Here’s how it works:
Your Baseline: Mifflin-St Jeor Method
We start with the most trusted formula in nutrition:For women:
(10 × weight[kg]) + (6.25 × height[cm]) – (5 × age) – 161
For men:
(10 × weight[kg]) + (6.25 × height[cm]) – (5 × age) + 5
Adjust for Activity Level
We apply a multiplier based on your self-reported activity:Sedentary: ×1.2
Lightly active: ×1.375
Moderately active: ×1.55
Active: ×1.725
Apply a Calorie Deficit (for weight loss)

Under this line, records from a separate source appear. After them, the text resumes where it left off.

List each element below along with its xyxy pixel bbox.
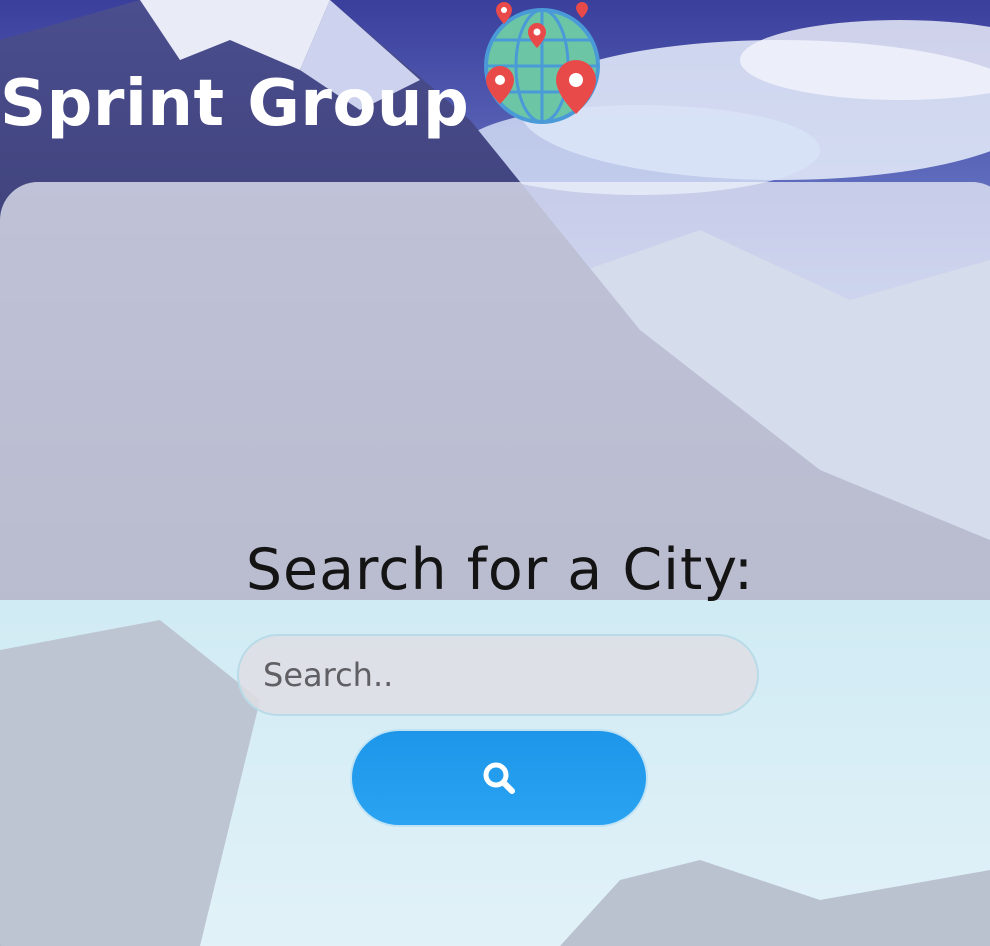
- globe-with-map-pins-icon: [484, 2, 600, 124]
- city-search-input[interactable]: [237, 634, 759, 716]
- search-heading: Search for a City:: [245, 537, 755, 603]
- search-icon: [483, 762, 515, 794]
- brand-title: Sprint Group: [0, 67, 470, 141]
- search-button[interactable]: [350, 729, 648, 827]
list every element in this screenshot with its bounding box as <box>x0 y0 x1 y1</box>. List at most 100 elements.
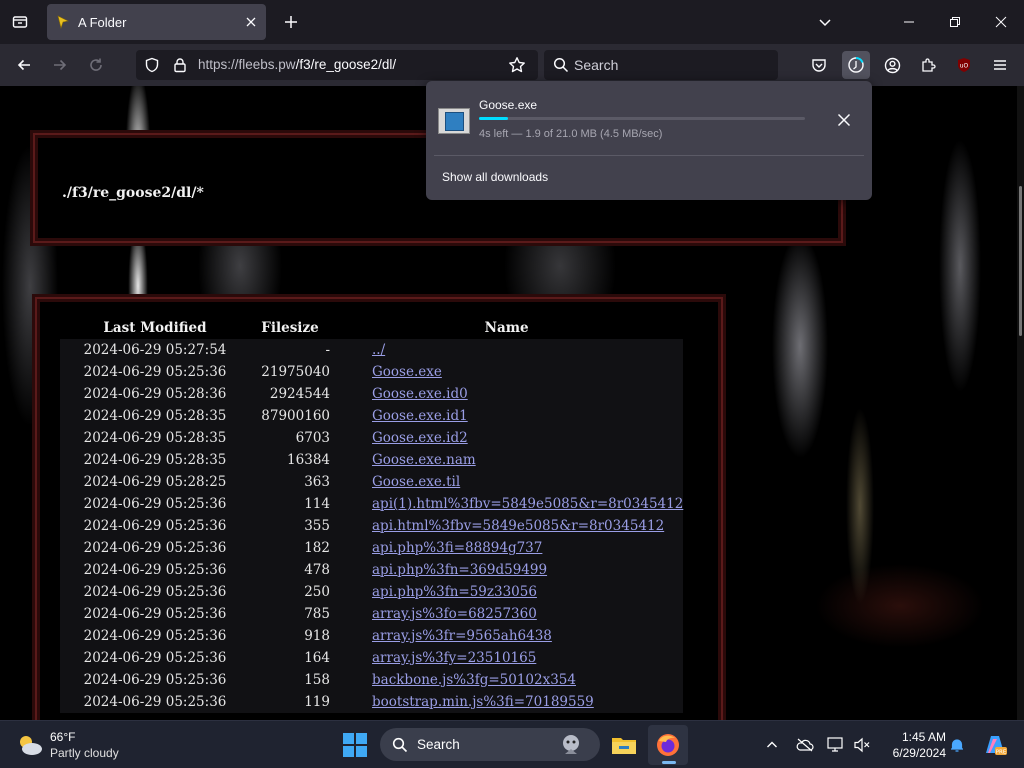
restore-icon <box>950 17 960 27</box>
restore-button[interactable] <box>932 6 978 38</box>
arrow-left-icon <box>17 59 30 71</box>
row-name-cell: ../ <box>330 339 684 361</box>
column-header-size[interactable]: Filesize <box>250 317 330 339</box>
account-button[interactable] <box>878 51 906 79</box>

If you want to lose weight, Hoot subtracts:500 calories/day for 0.5 lbs/week
1,000 calories/day for 1 lb/week
2,000 calories/day for 2 lbs/week (not recommended for most users)
Macro Breakdown
We personalize your macros:Protein: 1 gram per pound of your body weight
Fat: 30% of your daily calories
Carbs: Whatever’s left after protein and fat
Safety First
Hoot won’t go below 1,200 calories/day for women or 1,500 for men—because health comes first.
And remember: you can always adjust any targets based on your own plan or preferences.